Die Bedeutung der deutsch-polnischen Wirtschaftsbeziehungen für die polnische Wirtschaft ist unbestreitbar. Der Zustand der deutschen Wirtschaft hat direkte Auswirkungen auf die Situation in Polen. Wege zu wirtschaftlichem Wachstum in Deutschland und Ideen zur Gewinnung neuer Finanzressourcen, für Investitionen, aber auch für den Ausbau der Armee und für die Hilfe an die Ukraine sind daher nicht nur eine innendeutsche Frage.
Starker Partner oder Koloss auf tönernen Füßen ?
Die letzten Monate waren eine Zeit der Stagnation in Deutschland, das mit einer Regierung ohne starkes Mandat nicht in der Lage ist, wichtige Entscheidungen auf europäischer und internationaler Ebene zu treffen. Die Welt wartet aber nicht auf Deutschland, und für Polen ist ein stabiles Deutschland, das in der Lage ist, Entscheidungen zu treffen, Initiativen zu ergreifen oder auf die Initiativen anderer zu reagieren, eine Notwendigkeit, um die europäische Einheit angesichts einer unsicheren globalen Situation zu gewährleisten. Daher stellt sich für Polen die Frage, wann Deutschland eine entscheidungsfähige Regierung haben wird und wie stabil diese sein wird.
Blau an der Grenze
Betrachtet man die Ergebnisse der Bundestagswahl geografisch, so sieht man aus polnischer Perspektive zunächst eine große blaue Fläche – die Erfolge der Alternative für Deutschland in den an Polen angrenzenden Bundesländern sind für polnische Betrachter fast unbegreiflich.

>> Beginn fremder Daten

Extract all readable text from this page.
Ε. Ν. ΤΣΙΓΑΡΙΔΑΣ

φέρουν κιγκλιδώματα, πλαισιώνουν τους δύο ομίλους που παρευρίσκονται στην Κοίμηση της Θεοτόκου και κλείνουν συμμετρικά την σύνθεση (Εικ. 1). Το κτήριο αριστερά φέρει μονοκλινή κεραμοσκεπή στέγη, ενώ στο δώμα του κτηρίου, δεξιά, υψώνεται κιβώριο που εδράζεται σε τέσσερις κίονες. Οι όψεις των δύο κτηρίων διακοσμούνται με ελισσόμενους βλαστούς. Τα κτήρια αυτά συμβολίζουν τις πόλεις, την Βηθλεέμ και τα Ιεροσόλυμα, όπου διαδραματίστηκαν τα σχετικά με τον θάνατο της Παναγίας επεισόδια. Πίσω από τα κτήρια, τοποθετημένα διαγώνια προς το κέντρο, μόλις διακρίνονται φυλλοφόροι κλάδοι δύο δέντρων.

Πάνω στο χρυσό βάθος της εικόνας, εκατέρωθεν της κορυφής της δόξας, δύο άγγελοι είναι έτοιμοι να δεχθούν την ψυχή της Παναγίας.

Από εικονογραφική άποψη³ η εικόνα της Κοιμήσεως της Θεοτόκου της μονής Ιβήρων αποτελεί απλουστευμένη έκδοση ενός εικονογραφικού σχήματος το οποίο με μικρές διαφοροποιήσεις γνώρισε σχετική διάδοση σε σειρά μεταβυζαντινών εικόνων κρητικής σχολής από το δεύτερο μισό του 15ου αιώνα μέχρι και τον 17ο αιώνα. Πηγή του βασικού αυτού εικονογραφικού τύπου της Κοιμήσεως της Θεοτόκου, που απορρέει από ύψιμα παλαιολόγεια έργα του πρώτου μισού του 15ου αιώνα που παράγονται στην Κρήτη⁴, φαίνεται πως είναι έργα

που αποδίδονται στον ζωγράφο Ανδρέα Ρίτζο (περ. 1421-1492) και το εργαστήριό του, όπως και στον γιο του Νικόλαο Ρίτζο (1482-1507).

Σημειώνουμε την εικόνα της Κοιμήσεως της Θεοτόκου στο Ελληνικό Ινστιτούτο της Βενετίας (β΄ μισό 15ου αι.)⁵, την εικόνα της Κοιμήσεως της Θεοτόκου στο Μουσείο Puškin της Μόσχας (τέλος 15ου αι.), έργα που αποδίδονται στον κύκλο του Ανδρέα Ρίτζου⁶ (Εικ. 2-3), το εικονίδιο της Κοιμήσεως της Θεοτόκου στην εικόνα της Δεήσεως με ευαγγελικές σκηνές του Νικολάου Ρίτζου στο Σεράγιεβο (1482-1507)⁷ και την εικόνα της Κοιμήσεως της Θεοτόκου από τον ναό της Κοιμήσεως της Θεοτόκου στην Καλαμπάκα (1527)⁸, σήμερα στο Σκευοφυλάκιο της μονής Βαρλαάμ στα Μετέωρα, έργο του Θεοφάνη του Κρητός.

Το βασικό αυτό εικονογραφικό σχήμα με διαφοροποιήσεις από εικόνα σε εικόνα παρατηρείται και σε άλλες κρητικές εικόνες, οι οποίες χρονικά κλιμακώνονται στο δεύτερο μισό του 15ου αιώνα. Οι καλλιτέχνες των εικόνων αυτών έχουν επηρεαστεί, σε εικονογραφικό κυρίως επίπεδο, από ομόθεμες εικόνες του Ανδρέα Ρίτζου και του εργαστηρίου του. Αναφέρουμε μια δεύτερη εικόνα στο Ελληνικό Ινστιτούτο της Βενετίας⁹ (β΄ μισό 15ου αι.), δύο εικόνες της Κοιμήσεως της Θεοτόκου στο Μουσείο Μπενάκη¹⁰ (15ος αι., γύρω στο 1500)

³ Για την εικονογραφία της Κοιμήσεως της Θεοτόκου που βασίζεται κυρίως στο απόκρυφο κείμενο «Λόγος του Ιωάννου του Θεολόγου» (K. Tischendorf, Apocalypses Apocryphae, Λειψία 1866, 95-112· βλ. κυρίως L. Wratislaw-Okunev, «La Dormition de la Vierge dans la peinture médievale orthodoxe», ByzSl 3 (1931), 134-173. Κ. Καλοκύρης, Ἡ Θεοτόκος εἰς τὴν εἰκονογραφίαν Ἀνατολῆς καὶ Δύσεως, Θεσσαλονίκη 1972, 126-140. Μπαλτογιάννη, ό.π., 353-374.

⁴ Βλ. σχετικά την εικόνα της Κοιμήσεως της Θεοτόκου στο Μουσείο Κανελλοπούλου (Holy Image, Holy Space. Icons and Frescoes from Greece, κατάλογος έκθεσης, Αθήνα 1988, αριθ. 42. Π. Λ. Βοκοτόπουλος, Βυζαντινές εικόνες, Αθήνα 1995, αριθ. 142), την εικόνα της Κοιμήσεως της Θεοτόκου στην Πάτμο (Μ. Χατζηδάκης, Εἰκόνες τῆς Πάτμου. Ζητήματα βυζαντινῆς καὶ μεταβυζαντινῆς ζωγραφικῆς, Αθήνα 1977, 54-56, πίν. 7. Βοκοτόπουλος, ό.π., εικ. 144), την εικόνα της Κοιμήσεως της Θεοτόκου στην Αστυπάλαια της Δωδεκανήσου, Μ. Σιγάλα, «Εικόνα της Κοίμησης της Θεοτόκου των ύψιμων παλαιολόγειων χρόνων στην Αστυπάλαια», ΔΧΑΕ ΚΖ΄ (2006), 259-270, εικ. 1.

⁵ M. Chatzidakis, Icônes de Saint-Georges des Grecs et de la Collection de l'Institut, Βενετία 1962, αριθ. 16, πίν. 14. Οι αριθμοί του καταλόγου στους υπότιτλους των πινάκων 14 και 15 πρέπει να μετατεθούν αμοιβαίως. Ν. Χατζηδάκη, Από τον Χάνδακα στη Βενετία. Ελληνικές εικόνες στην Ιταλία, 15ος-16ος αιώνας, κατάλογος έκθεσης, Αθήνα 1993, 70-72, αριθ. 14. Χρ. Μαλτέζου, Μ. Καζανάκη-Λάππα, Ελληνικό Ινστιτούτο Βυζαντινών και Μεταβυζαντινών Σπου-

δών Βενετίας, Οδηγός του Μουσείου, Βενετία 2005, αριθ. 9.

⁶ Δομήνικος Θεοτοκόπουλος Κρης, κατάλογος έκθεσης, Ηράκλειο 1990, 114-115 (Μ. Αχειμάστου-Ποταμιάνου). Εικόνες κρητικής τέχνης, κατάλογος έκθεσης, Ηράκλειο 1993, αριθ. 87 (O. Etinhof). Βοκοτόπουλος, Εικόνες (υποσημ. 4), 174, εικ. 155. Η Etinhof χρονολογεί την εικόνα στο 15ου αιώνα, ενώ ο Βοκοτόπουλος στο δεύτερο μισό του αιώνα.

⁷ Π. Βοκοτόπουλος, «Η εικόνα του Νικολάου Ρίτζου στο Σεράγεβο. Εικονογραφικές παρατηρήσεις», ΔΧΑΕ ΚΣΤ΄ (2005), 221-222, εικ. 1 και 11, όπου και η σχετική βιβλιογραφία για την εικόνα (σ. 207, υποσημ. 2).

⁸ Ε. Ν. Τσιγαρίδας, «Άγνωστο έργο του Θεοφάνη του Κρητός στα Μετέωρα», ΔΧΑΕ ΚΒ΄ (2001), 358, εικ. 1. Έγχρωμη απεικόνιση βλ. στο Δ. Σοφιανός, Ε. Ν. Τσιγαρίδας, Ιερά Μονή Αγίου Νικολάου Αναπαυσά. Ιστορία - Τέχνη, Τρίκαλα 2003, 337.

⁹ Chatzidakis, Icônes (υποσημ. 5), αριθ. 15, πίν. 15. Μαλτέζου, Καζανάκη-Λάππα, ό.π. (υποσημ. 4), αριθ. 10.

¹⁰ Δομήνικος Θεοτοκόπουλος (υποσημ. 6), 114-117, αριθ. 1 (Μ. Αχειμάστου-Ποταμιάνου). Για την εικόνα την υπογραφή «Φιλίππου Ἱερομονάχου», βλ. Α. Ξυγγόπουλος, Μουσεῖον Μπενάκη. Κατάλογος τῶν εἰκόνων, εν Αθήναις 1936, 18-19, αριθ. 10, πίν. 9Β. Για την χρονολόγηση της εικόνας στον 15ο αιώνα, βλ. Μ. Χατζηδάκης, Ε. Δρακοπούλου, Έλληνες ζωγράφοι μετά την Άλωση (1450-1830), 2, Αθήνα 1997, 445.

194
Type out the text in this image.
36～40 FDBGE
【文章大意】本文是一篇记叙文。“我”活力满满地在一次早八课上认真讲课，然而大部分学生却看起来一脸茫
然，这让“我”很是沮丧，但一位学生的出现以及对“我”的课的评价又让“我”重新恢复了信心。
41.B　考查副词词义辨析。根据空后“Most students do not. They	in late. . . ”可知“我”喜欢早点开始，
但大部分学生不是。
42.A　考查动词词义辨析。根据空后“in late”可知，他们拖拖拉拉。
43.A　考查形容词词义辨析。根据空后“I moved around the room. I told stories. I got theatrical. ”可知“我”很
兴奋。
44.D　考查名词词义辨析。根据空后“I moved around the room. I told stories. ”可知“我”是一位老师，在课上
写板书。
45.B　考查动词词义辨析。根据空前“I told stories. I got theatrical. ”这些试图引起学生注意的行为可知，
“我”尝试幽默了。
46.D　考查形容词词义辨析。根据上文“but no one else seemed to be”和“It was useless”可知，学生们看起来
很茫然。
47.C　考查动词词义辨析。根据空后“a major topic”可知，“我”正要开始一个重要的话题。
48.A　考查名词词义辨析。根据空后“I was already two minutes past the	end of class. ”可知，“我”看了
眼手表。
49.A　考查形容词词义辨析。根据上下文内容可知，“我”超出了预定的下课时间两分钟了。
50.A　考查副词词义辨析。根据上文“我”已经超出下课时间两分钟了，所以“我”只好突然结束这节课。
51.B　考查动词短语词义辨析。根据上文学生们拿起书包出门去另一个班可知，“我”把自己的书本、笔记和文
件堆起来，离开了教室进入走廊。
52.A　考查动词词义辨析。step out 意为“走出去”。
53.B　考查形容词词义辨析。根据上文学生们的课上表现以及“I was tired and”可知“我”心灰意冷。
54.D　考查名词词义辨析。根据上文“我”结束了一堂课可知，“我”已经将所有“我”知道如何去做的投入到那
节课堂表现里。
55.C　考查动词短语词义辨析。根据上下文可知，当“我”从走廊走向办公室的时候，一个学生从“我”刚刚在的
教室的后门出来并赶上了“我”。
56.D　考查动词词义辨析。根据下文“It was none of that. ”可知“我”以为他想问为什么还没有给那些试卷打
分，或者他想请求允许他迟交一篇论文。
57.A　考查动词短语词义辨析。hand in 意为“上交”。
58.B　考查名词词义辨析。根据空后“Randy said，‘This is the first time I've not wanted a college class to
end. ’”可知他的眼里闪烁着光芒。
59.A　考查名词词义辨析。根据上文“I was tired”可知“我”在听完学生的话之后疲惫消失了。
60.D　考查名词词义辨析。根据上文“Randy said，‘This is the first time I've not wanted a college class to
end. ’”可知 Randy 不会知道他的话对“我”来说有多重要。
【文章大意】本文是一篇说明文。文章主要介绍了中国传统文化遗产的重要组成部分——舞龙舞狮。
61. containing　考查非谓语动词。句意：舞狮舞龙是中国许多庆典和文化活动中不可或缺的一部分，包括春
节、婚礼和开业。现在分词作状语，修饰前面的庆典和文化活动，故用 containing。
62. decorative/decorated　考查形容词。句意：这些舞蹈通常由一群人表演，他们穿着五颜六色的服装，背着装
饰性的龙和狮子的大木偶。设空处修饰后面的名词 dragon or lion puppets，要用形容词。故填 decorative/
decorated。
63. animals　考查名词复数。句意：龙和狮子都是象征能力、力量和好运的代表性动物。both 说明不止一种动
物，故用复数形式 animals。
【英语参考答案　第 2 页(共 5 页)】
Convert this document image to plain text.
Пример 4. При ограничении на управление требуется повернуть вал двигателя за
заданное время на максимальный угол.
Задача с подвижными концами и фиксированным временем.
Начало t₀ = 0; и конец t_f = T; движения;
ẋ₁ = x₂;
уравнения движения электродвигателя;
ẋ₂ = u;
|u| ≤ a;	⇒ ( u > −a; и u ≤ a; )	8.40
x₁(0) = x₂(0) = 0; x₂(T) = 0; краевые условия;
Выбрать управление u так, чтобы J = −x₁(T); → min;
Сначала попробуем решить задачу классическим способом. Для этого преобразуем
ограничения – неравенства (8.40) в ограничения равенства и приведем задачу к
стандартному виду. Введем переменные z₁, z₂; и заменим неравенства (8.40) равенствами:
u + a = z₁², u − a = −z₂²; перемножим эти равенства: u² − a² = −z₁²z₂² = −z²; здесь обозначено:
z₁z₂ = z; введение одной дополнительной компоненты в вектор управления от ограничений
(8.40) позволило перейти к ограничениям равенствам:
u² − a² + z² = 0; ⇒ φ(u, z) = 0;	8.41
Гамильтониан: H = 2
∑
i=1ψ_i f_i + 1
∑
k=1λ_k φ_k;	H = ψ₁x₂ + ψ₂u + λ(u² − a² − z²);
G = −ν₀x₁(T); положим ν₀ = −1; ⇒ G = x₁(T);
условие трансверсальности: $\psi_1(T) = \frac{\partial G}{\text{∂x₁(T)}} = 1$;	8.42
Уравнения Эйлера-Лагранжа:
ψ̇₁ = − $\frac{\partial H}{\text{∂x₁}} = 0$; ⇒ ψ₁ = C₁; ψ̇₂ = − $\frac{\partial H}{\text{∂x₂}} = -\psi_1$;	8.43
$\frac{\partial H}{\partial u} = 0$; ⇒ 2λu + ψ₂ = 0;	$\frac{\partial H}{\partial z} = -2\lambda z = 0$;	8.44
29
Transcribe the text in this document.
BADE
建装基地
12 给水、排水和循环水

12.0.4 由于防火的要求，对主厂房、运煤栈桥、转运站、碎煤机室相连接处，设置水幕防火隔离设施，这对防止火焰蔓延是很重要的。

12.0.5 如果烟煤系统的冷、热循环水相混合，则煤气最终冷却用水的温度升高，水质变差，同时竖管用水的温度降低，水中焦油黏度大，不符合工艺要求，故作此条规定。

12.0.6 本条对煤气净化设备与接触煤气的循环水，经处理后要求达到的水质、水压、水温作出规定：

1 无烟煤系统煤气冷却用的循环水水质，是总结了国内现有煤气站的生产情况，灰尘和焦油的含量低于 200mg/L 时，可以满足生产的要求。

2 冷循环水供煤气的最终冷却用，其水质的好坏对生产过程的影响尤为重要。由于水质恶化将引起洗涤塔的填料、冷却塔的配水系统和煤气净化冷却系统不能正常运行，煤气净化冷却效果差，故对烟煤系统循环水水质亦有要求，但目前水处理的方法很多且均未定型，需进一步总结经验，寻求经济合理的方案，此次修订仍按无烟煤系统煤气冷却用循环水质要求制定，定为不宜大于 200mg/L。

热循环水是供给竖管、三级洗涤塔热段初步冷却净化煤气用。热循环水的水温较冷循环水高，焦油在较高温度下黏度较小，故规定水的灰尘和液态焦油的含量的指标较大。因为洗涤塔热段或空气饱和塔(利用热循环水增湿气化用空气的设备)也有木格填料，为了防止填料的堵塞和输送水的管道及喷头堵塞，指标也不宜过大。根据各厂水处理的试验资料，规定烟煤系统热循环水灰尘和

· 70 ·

Eine offen pro-russische Partei, die die Fakten über die dunkelste Seite der deutschen Geschichte leugnet, ist die zweitstärkste Kraft im deutschen Parlament. Wie lange die Brandmauer um die AfD halten wird und inwieweit die Forderungen der AfD die öffentlichen Debatten in Deutschland dominieren werden, ist in Polen keine rein spekulative Frage.
Die oben genannten Punkte sind nur eine Auswahl der wichtigsten Fragen und Sorgen, die die Polen im Zusammenhang mit dem Ergebnis der Bundestagswahl haben. Auch die Fragen der Klimapolitik, der potenziellen institutionellen Reformen in der Europäischen Union, der Beziehungen zu China oder der Entwicklung der bilateralen Zusammenarbeit bleiben wichtig. Die Position Deutschlands in diesen Fragen wird Auswirkungen auf die Zukunft der Europäischen Union und Polen haben. Das polnische Interesse an der Situation in Deutschland sollte daher nicht nur in Deutschland erfreuen (denn es ist gut, dass die Bewohner benachbarter Länder Interesse am Nachbarland haben und versuchen, einander zu verstehen), sondern auch zu tiefgehenden Überlegungen in Deutschland anregen, wie sehr die heutige Welt miteinander verbunden ist und wie folgenschwere Konsequenzen einzelne Entscheidungen haben können.